Path 2: Batched via custom script
Combine multiple transfers into one transaction. Solana supports up to ~25 SPL transfers per transaction depending on instruction size. Reduces gas cost and time significantly. Requires custom code.
Path 3: ManagerNest Snapshot Airdrop tool
The simplest path. The ManagerNest Snapshot Airdrop tool handles the snapshot, sybil filtering, batched sends, and post-send verification in one flow.
Steps:
- Connect wallet.
- Paste the source token mint and choose a snapshot block (default: latest finalized).
- Set the filter rules (minimum holding, activity threshold).
- Choose the distribution model (pro-rata or fixed-per-wallet).
- Paste the airdrop token mint and the total amount.
- Review the recipient list.
- Sign one transaction per batch of ~20 recipients.
Platform fee is 0.1 SOL flat plus network fees per batch. For an airdrop to 5,000 wallets, total cost is approximately 1.5 SOL all-in.
Gas Math
Network fees scale with recipient count. Here is the rough math:
The platform-fee component (if you use a tool) is a flat addition on top.
For very large airdrops (50,000+ recipients), some teams choose a claim-based model instead: the airdrop is announced and each recipient claims their tokens on-demand. Saves the team's upfront cost; pushes the network fee onto the recipient. Whether this is fair or extractive depends on the airdrop size per recipient.
Common Mistakes
Three mistakes that ruin airdrops:
Snapshot too late. If you announce the airdrop before taking the snapshot, sybils have time to set up wallets that qualify. Always take the snapshot first, then announce. The block is on-chain; nobody can game it retroactively.
Forgetting test runs. Before the real send, do a 100-recipient dry run with a small amount of your token. Verify the transactions land correctly, the recipients see the tokens in their wallets, the metadata is correct.

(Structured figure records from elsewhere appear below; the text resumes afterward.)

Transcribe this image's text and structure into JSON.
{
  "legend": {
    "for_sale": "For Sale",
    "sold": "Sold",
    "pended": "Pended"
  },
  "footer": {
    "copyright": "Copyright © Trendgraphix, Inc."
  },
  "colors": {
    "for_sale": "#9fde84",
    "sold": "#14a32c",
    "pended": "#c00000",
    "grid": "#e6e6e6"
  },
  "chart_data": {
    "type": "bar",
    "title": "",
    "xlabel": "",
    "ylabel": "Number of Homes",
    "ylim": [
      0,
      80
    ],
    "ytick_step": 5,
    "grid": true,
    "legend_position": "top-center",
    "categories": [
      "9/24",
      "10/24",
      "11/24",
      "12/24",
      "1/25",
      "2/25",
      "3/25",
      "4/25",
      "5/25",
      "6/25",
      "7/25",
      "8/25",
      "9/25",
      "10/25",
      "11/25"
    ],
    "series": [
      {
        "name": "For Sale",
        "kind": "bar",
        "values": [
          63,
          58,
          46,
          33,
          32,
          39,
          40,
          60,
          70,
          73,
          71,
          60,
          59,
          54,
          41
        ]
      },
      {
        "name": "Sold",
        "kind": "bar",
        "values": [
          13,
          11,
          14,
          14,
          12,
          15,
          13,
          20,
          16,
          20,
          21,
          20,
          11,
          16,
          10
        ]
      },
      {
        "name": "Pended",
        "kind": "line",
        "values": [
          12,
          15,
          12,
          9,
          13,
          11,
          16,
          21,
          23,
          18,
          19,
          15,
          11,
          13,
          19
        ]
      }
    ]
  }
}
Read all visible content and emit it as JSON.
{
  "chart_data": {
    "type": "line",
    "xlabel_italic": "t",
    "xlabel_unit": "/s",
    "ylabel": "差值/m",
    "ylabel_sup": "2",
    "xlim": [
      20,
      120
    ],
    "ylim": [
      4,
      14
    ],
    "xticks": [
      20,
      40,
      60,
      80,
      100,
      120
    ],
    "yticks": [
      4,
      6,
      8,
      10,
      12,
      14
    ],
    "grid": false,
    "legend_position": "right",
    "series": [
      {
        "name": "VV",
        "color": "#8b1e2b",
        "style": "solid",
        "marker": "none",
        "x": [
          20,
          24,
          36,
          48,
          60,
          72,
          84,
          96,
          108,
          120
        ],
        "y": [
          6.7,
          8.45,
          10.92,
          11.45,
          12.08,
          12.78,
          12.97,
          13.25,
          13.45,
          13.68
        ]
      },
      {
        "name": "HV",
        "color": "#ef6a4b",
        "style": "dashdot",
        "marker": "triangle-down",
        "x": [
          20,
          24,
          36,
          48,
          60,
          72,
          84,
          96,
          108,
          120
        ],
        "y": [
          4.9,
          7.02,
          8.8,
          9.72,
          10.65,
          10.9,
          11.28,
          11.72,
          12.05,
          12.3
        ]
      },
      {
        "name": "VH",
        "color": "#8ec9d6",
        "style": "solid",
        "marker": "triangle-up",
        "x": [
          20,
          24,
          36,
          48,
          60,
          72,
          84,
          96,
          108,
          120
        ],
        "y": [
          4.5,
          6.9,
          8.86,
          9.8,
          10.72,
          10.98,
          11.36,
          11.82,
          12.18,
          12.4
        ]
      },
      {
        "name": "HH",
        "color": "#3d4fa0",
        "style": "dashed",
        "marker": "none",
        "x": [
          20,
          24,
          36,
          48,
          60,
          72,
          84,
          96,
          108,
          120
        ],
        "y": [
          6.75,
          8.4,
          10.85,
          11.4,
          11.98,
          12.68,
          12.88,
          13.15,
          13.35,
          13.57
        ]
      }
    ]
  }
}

Ignoring associated token accounts. If a recipient's wallet doesn't already have a token account for your mint, the send creates one and pays ~0.002 SOL in rent. Across 10,000 wallets, that's 20 SOL extra. The ManagerNest tool handles this, but a custom script must.
How to Verify the Airdrop Landed
After sending:
- Pick 20 random recipient wallets from your list.
- Check each one in Solscan or DexScreener.
- Verify the airdrop token shows up with the correct amount.
If all 20 are clean, the send is good. If even one is wrong, dig in: usually it's a missing token account or a wrong decimal multiplier.
Communication Around the Airdrop
The mechanics are half the work. The communication is the other half:
Announce the snapshot block before sending. Even though the snapshot already happened, telling recipients which block was used builds trust.
Provide a checker tool. A simple page where any wallet can paste their address and see how much they qualify for. ManagerNest's tool generates this automatically; for custom scripts, build one.
Publish the recipient list (or its merkle root). Full transparency. Skeptics can verify their own qualification and that no special wallets were added.
Frequently Asked Questions
Can I airdrop to wallets that don't have my token account yet?
Yes. The send instruction can create the associated token account in the same transaction. Costs ~0.002 SOL per new account.
Can I take a snapshot of a historical block?
Yes. Solana RPC supports historical block queries up to several months back. Helius and other paid RPC providers go further. The free public RPCs go back about a week.
Can I cancel an airdrop after sending?
No. Once tokens land in a recipient's wallet, only that recipient can move them.
Is there a way to airdrop without paying for new token accounts?
Yes: use the claim-based model. Tokens are deposited in a claim contract, recipients pay to mint into their own wallet when they claim. Shifts cost to the recipient.
How long does an airdrop to 5,000 wallets take?
About 20 minutes if batched properly, including transaction confirmations. The ManagerNest tool runs in parallel where possible to compress this.